Pubdate: Thu, 12 May 2005
Source: Mirror (CN QU)
Copyright: 2005 Communications Gratte-Ciel Ltee
Author: Stephen Heath


As a recovered abuser of a number of abusive drugs (clean 11 years
now), I echo the sentiments of letter writer Tyson Campbell ["Free
heroin worth a shot," Letters, April 28].

Based on my experience working with heroin and opiate abusers in
treatment and recovery settings, I would humbly rebut the myth that
harm-reduction programs enable and/or encourage heroin use. Contrary
to the ideas put forth by some anti-drug zealots, every opiate abuser
I've ever met was not interested in perpetual use. They were all
seeking a viable way to get clean from the destructive cycle of use.
However, each person has their own time lag to quit.
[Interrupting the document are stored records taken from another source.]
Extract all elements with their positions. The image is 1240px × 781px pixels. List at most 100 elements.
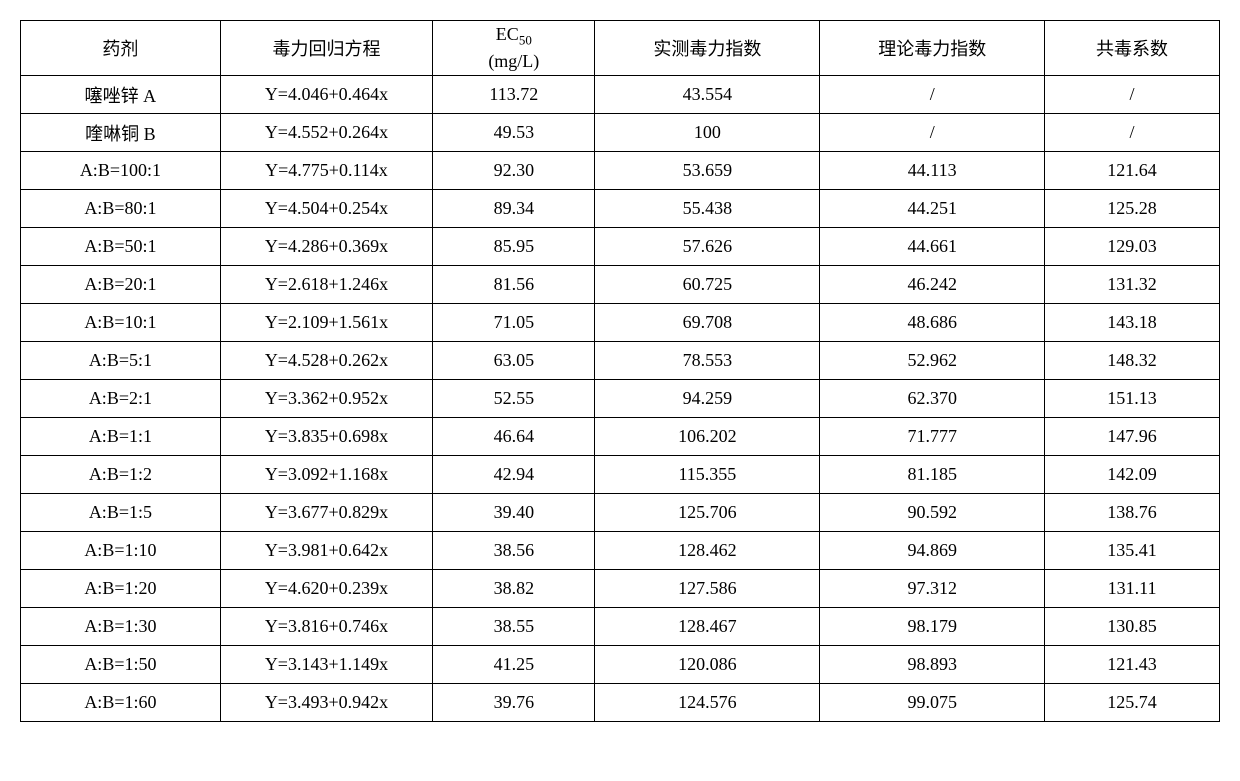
table-cell: 142.09 bbox=[1045, 456, 1220, 494]
table-cell: 71.777 bbox=[820, 418, 1045, 456]
table-cell: 44.113 bbox=[820, 152, 1045, 190]
table-header: 药剂 毒力回归方程 EC50 (mg/L) 实测毒力指数 理论毒力指数 共毒系数 bbox=[21, 21, 1220, 76]
table-cell: / bbox=[820, 114, 1045, 152]
table-cell: Y=2.109+1.561x bbox=[220, 304, 432, 342]
table-cell: A:B=50:1 bbox=[21, 228, 221, 266]
header-theoretical-index: 理论毒力指数 bbox=[820, 21, 1045, 76]
table-row: A:B=1:30Y=3.816+0.746x38.55128.46798.179… bbox=[21, 608, 1220, 646]
table-cell: Y=4.286+0.369x bbox=[220, 228, 432, 266]
table-cell: 130.85 bbox=[1045, 608, 1220, 646]
table-row: A:B=100:1Y=4.775+0.114x92.3053.65944.113… bbox=[21, 152, 1220, 190]
table-cell: 124.576 bbox=[595, 684, 820, 722]
table-cell: 98.179 bbox=[820, 608, 1045, 646]
table-cell: 147.96 bbox=[1045, 418, 1220, 456]
table-cell: 98.893 bbox=[820, 646, 1045, 684]
header-ec50: EC50 (mg/L) bbox=[433, 21, 595, 76]
table-row: A:B=10:1Y=2.109+1.561x71.0569.70848.6861… bbox=[21, 304, 1220, 342]
table-cell: 42.94 bbox=[433, 456, 595, 494]
table-cell: 38.56 bbox=[433, 532, 595, 570]
table-cell: Y=2.618+1.246x bbox=[220, 266, 432, 304]
table-row: A:B=1:10Y=3.981+0.642x38.56128.46294.869… bbox=[21, 532, 1220, 570]
table-cell: 143.18 bbox=[1045, 304, 1220, 342]
table-cell: Y=3.143+1.149x bbox=[220, 646, 432, 684]
table-cell: 81.56 bbox=[433, 266, 595, 304]
table-cell: A:B=1:1 bbox=[21, 418, 221, 456]
table-cell: 63.05 bbox=[433, 342, 595, 380]
ec50-unit: (mg/L) bbox=[488, 51, 539, 71]
table-cell: 69.708 bbox=[595, 304, 820, 342]
table-cell: 60.725 bbox=[595, 266, 820, 304]
table-row: 喹啉铜 BY=4.552+0.264x49.53100// bbox=[21, 114, 1220, 152]
table-cell: 44.661 bbox=[820, 228, 1045, 266]
table-cell: 100 bbox=[595, 114, 820, 152]
table-cell: A:B=1:20 bbox=[21, 570, 221, 608]
table-cell: 151.13 bbox=[1045, 380, 1220, 418]
header-equation: 毒力回归方程 bbox=[220, 21, 432, 76]
table-cell: 噻唑锌 A bbox=[21, 76, 221, 114]
table-cell: 115.355 bbox=[595, 456, 820, 494]
table-cell: 89.34 bbox=[433, 190, 595, 228]
table-cell: A:B=20:1 bbox=[21, 266, 221, 304]
table-cell: 106.202 bbox=[595, 418, 820, 456]
table-cell: Y=3.835+0.698x bbox=[220, 418, 432, 456]
table-cell: 148.32 bbox=[1045, 342, 1220, 380]
table-cell: 128.467 bbox=[595, 608, 820, 646]
table-cell: A:B=1:60 bbox=[21, 684, 221, 722]
table-cell: 38.55 bbox=[433, 608, 595, 646]
table-cell: Y=3.092+1.168x bbox=[220, 456, 432, 494]
table-cell: A:B=5:1 bbox=[21, 342, 221, 380]
table-cell: Y=3.816+0.746x bbox=[220, 608, 432, 646]
table-cell: 128.462 bbox=[595, 532, 820, 570]
table-cell: 喹啉铜 B bbox=[21, 114, 221, 152]
table-cell: Y=3.981+0.642x bbox=[220, 532, 432, 570]
table-cell: 131.32 bbox=[1045, 266, 1220, 304]
table-cell: 52.962 bbox=[820, 342, 1045, 380]
table-cell: 57.626 bbox=[595, 228, 820, 266]
table-cell: 121.64 bbox=[1045, 152, 1220, 190]
table-cell: 94.869 bbox=[820, 532, 1045, 570]
table-body: 噻唑锌 AY=4.046+0.464x113.7243.554//喹啉铜 BY=… bbox=[21, 76, 1220, 722]
table-cell: 92.30 bbox=[433, 152, 595, 190]
table-cell: / bbox=[820, 76, 1045, 114]
table-row: A:B=1:2Y=3.092+1.168x42.94115.35581.1851… bbox=[21, 456, 1220, 494]
table-cell: 113.72 bbox=[433, 76, 595, 114]
table-cell: 94.259 bbox=[595, 380, 820, 418]
header-cotox-coef: 共毒系数 bbox=[1045, 21, 1220, 76]
table-cell: 135.41 bbox=[1045, 532, 1220, 570]
table-cell: 99.075 bbox=[820, 684, 1045, 722]
table-cell: 125.706 bbox=[595, 494, 820, 532]
header-row: 药剂 毒力回归方程 EC50 (mg/L) 实测毒力指数 理论毒力指数 共毒系数 bbox=[21, 21, 1220, 76]
table-cell: Y=4.528+0.262x bbox=[220, 342, 432, 380]
table-row: A:B=50:1Y=4.286+0.369x85.9557.62644.6611… bbox=[21, 228, 1220, 266]
table-cell: Y=4.046+0.464x bbox=[220, 76, 432, 114]
table-cell: 44.251 bbox=[820, 190, 1045, 228]
table-cell: 62.370 bbox=[820, 380, 1045, 418]
table-row: A:B=1:5Y=3.677+0.829x39.40125.70690.5921… bbox=[21, 494, 1220, 532]
table-row: A:B=1:20Y=4.620+0.239x38.82127.58697.312… bbox=[21, 570, 1220, 608]
table-cell: A:B=1:10 bbox=[21, 532, 221, 570]
table-cell: A:B=1:50 bbox=[21, 646, 221, 684]
table-cell: / bbox=[1045, 76, 1220, 114]
table-row: A:B=2:1Y=3.362+0.952x52.5594.25962.37015… bbox=[21, 380, 1220, 418]
table-cell: A:B=80:1 bbox=[21, 190, 221, 228]
table-cell: 85.95 bbox=[433, 228, 595, 266]
table-cell: / bbox=[1045, 114, 1220, 152]
table-cell: A:B=2:1 bbox=[21, 380, 221, 418]
table-cell: 49.53 bbox=[433, 114, 595, 152]
table-cell: 90.592 bbox=[820, 494, 1045, 532]
table-cell: 125.74 bbox=[1045, 684, 1220, 722]
table-cell: Y=4.775+0.114x bbox=[220, 152, 432, 190]
table-cell: 48.686 bbox=[820, 304, 1045, 342]
table-cell: 131.11 bbox=[1045, 570, 1220, 608]
table-cell: 38.82 bbox=[433, 570, 595, 608]
table-cell: 127.586 bbox=[595, 570, 820, 608]
table-cell: 78.553 bbox=[595, 342, 820, 380]
table-cell: 39.76 bbox=[433, 684, 595, 722]
table-cell: 138.76 bbox=[1045, 494, 1220, 532]
table-cell: 41.25 bbox=[433, 646, 595, 684]
table-cell: 121.43 bbox=[1045, 646, 1220, 684]
table-cell: 46.242 bbox=[820, 266, 1045, 304]
table-row: A:B=80:1Y=4.504+0.254x89.3455.43844.2511… bbox=[21, 190, 1220, 228]
header-agent: 药剂 bbox=[21, 21, 221, 76]
table-cell: 55.438 bbox=[595, 190, 820, 228]
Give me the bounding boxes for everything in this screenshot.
For some, that
can come quickly, while for others it may take several months or even
a couple years.

But make no mistake; every user will eventually stop, because
perpetual use of opiates is almost impossible physically. Therefore,
while patiently working with those abusers trying to quit, we benefit
as a community if we reduce the peripheral damage. Most commonly that
is disease unwittingly passed by dirty needles and the un-needed fatal
overdoses that are assured with impure and adulterated street product.

It's possible to overcome a drug addiction. It's of course impossible
to overcome a case of HIV, or a case of hepatitis C that can be
generated by use of dirty syringes.

Have mercy on the abuser. He was once clean like you and he can be
that way again, provided he lives long enough.